Für diese Funktionseinschränkung war Spahn zuletzt heftig kritisiert worden, ausgerechnet von Vertretern der Gematik, die diesen Entschluss selbst getroffen hatten. Er wäre dankbar, meinte Spahn, „wenn diejenigen Gesellschafter der Gematik, die im Dezember einstimmig genau das beschlossen haben, was jetzt in den Medien kritisiert wird, nicht auf Twitter jetzt den Minister kritisieren würden, sondern zu ihren eigenen Beschlüssen stehen würden.“ Außerdem konnte sich Spahn den Hinweis nicht verkneifen, dass es die Selbstverwaltung, also die Gematik, 15 Jahre lang nicht hinbekommen habe. Dann müsse man "eben auch mal den Minister ranlassen", so Spahn wörtlich. 

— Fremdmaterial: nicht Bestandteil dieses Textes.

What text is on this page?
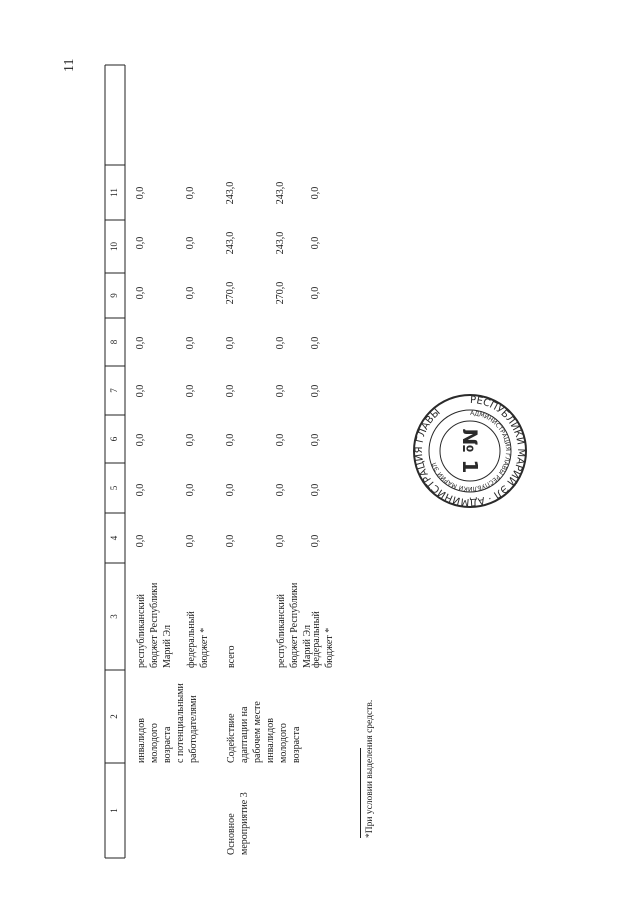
11
1
2
3
4
5
6
7
8
9
10
11
инвалидов
молодого
возраста
с потенциальными
работодателями
республиканский
бюджет Республики
Марий Эл
0,0
0,0
0,0
0,0
0,0
0,0
0,0
0,0
федеральный
бюджет *
0,0
0,0
0,0
0,0
0,0
0,0
0,0
0,0
Основное
мероприятие 3
Содействие
адаптации на
рабочем месте
инвалидов
молодого
возраста
всего
0,0
0,0
0,0
0,0
0,0
270,0
243,0
243,0
республиканский
бюджет Республики
Марий Эл
0,0
0,0
0,0
0,0
0,0
270,0
243,0
243,0
федеральный
бюджет *
0,0
0,0
0,0
0,0
0,0
0,0
0,0
0,0
*При условии выделения средств.
РЕСПУБЛИКИ МАРИЙ ЭЛ · АДМИНИСТРАЦИЯ ГЛАВЫ	АДМИНИСТРАЦИЯ ГЛАВЫ РЕСПУБЛИКИ МАРИЙ ЭЛ № 1
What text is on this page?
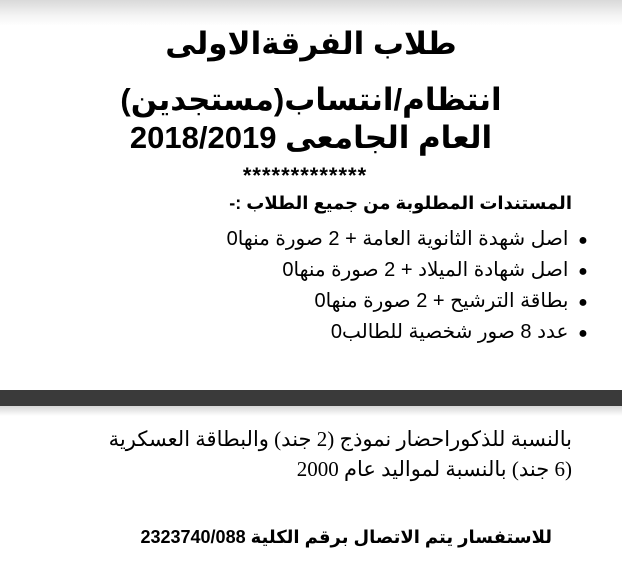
طلاب الفرقةالاولى
انتظام/انتساب(مستجدين)
العام الجامعى 2018/2019
*************
المستندات المطلوبة من جميع الطلاب :-
● اصل شهدة الثانوية العامة + 2 صورة منها0
● اصل شهادة الميلاد + 2 صورة منها0
● بطاقة الترشيح + 2 صورة منها0
● عدد 8 صور شخصية للطالب0
بالنسبة للذكوراحضار نموذج (2 جند) والبطاقة العسكرية
(6 جند) بالنسبة لمواليد عام 2000
للاستفسار يتم الاتصال برقم الكلية 2323740/088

Schritt für Schritt Gesundheit und Pflege besser machen

Schlussendlich machte der Minister klar, dass im Gesundheitssystem noch vieles nicht so ist, wie es sein sollte. In der Pflege etwa, in der Versorgung und eben auch in der Digitalisierung, wo man tatsächlich, um mit Angela Merkel zu sprechen, „Neuland betrete.“ So müsse man das TSGV, das unter anderem Gesundheits-Apps schneller in die Regelversorgung führen will, vielleicht in ein oder zwei Jahren nachjustieren. Na und? Das sei eben ein lernendes System, erläuterte Spahn. Nicht alles sei mit einem Gesetz auf einen Schlag lösbar. „Nur Schritt für Schritt können wir Gesundheit und Pflege besser machen“, so der Bundesgesundheitsminister.

Digitaler Wandel bestimmt den Kongress

Schwerpunktthema beim diesjährigen Hauptstadtkongress Medizin und Gesundheit sind die weitreichenden Veränderungen, die der digitale Wandel in Gesundheitspolitik, Gesundheitsversorgung und Gesundheitsberufen auszulösen begonnen hat. Bis Donnerstag werden im Berliner City Cube rund 8.000 Besucher erwartet.

Das Bild zeigt Kongresspräsident Ulf Fink (links) und Bundesgesundheitsminister Jens Spahn (rechts) eingerahmt von Schülern des Grauen Klosters. Die Schüler durften ihre Ansichten zur Digitalisierung des Gesundheitswesens in Form von Einspielern per Video preisgeben. Dabei war interessanterweise viel von Robotern die Rede.